Unique localization of circulating tumor cells in patients with hepatic metastases.

J Clin Oncol

Division of Surgery, Oncology, Reproductive Biology and Anaesthetics, Imperial College/Imperial Healthcare National Health Service Trust, Imperial College Healthcare NHS Trust, Charing Cross Hospital, Fulham Palace Rd, 1st Floor, East Wing, London, United Kingdom W6 8RF.

Published: December 2009

Purpose: There are few data on the impact of immediate and differing surgical interventions on circulating tumor cells (CTCs), nor their compartmentalization or localization in different anatomic vascular sites.

Patients And Methods: CTCs from consecutive patients with colorectal liver metastases were quantified before and immediately after open surgery, laparoscopic resection, open radiofrequency ablation (RFA), or percutaneous RFA. For individuals undergoing open surgery, either hepatic resections or open RFA, CTCs were examined in both systemic and portal circulation by measuring CTCs in samples derived from the peripheral vein, an artery, the hepatic portal vein, and the hepatic vein.
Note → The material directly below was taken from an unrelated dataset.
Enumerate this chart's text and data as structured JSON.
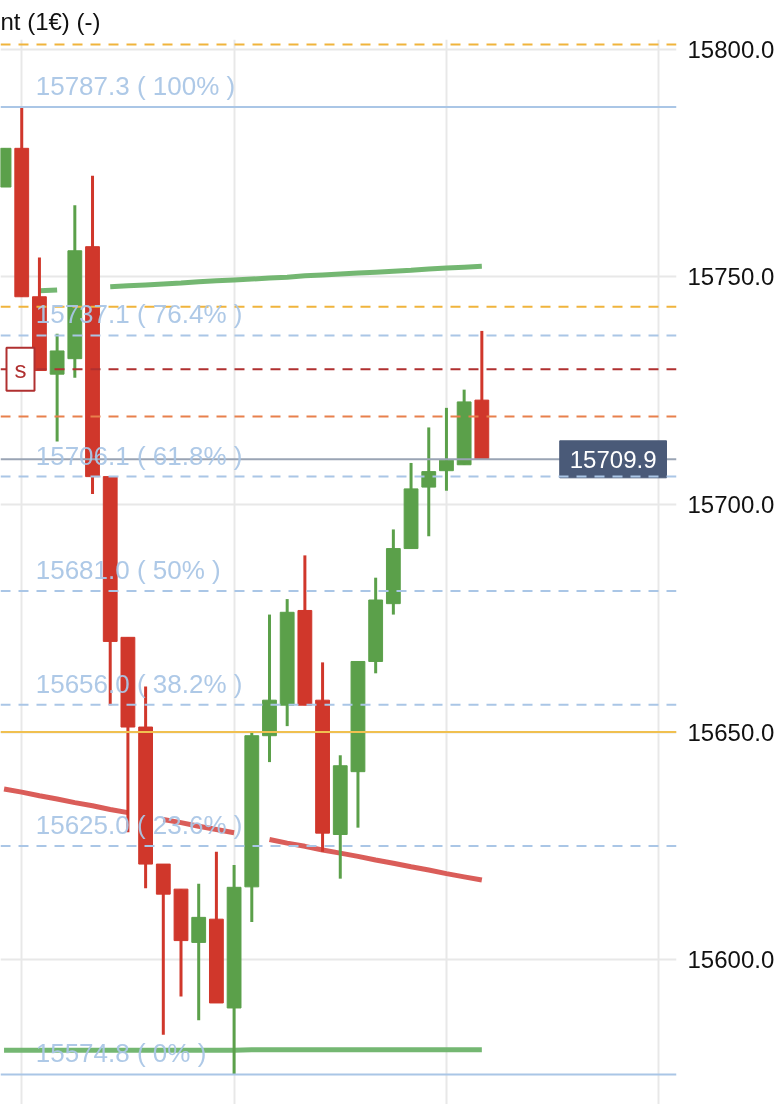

Results: A total of 29 consecutive patients with colorectal liver metastases with a median age of 55 years (range, 30 to 88 years) were included. CTCs were localized to the hepatic portosystemic macrocirculation with significantly greater numbers than in the systemic vasculature. Surgical procedures led to a statistically significant fall in CTCs at multiple sites measured. Conversely, RFA, either open or percutaneous, was associated with a significant increase in CTCs.

Conclusion: Surgical resection of metastases, but not RFA, immediately decreases CTC levels. In patients with colorectal liver metastases, CTCs appear localized to the hepatic (and pulmonary) macrocirculations. This may explain why metastases in sites other than the liver and lungs are infrequently observed in cancer.